Mr. Davis recognized that difficulties often come only periodically. After a difficult stretch, “you sort of come out the other end, and you’re like ‘oh, actually, things are not that bad… those periods pass and you kind of return to normal.’” He added that finding a distraction from rough times has helped: “when I’ve felt very overwhelmed with school, playing volleyball has been very helpful.”
Despite its challenges, Ms. Philip has not once found teaching students boring or tedious. “I like to see growth and I still like it. Somebody said to me the other day ‘well, you can retire,’ and I was like “What?! Retire? What am I going to do?” I still love teaching,” she said. Through long days and tiresome requirements like standardized MAP testing, Ms. Philip has remained focused on teaching students.
For the thousands of new teachers who struggle to start their first year — many of whom may be Walls alumni like Mr. Davis in 2020 — Walls teachers know the feeling of being in a sink or swim environment. Unlike many graduated office jobs, “in teaching, what you’re expected to do starts on day one,” Mr. Webster said, but added “that’s what’s cool about it.” Recalling his initial doubts, Mr.
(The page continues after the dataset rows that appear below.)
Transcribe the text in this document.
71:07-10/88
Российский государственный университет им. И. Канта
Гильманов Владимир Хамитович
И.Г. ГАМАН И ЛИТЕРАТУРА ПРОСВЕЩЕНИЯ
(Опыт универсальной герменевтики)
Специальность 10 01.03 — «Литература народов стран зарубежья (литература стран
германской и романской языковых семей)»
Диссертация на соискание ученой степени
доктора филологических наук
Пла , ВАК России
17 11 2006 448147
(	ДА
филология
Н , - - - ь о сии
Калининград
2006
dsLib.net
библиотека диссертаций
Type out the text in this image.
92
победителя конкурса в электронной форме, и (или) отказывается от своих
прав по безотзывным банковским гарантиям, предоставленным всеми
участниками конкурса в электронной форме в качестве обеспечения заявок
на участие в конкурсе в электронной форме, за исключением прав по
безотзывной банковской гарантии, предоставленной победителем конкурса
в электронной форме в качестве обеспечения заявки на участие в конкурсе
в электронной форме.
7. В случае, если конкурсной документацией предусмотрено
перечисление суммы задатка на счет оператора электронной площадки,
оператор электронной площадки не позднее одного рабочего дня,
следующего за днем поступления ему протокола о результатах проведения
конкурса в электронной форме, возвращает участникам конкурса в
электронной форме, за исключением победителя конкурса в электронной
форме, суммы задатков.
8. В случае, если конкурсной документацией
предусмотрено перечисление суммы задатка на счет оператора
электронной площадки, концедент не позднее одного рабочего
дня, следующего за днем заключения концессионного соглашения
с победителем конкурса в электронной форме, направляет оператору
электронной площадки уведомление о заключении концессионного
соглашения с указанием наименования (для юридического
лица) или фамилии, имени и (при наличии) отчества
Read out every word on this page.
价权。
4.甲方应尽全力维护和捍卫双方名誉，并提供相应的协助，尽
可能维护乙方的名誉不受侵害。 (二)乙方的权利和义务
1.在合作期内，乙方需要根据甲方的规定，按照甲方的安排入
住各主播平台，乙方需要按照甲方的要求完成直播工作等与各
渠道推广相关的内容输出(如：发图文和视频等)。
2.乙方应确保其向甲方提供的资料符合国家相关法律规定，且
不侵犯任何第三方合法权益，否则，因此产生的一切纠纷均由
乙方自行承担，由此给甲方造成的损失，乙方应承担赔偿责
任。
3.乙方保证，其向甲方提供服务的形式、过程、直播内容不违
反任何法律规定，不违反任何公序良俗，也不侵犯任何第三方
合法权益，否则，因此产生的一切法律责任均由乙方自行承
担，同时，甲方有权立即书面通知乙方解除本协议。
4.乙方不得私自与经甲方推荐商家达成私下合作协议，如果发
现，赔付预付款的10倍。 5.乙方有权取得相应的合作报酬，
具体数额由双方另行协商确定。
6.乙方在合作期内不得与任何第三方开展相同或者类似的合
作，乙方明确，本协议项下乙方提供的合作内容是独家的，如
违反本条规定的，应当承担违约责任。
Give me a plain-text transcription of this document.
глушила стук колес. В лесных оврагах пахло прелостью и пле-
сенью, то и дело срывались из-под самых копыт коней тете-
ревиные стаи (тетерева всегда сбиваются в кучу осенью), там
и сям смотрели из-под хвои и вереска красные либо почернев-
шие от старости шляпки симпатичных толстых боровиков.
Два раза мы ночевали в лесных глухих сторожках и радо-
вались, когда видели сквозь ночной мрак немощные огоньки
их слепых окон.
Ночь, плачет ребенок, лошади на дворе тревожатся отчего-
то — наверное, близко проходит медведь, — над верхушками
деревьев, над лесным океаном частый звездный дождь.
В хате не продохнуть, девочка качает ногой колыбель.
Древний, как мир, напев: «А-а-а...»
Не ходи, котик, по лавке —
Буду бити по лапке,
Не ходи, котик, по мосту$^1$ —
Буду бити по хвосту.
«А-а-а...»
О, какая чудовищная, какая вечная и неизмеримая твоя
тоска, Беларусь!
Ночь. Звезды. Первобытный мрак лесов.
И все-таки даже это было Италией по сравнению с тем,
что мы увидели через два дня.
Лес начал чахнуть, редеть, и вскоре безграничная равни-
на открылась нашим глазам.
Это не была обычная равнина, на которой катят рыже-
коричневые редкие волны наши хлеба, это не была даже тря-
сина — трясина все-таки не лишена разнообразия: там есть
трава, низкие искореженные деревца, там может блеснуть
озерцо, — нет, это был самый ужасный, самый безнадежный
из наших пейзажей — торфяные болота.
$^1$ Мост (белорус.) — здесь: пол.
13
Webster would tell his inexperienced younger self, “Stick with it, you’re going to be a good teacher someday.”
In Mr. Davis’ first year, he often sought suggestions from fellow teachers, which he found helpful. Now, he’d suggest to himself to not attempt to “reinvent the wheel” in teaching practices and to “avoid… perfectionism.”
“If I could speak to my younger self starting at Walls, I would say: Embrace change and growth. Teaching is not a static profession, and you'll constantly evolve as an educator,” Mr. Alberts said. He added, “don't be too hard on yourself” and, “most importantly, cherish the connections you build with your students, as those relationships are at the heart of teaching and will endure for years to come.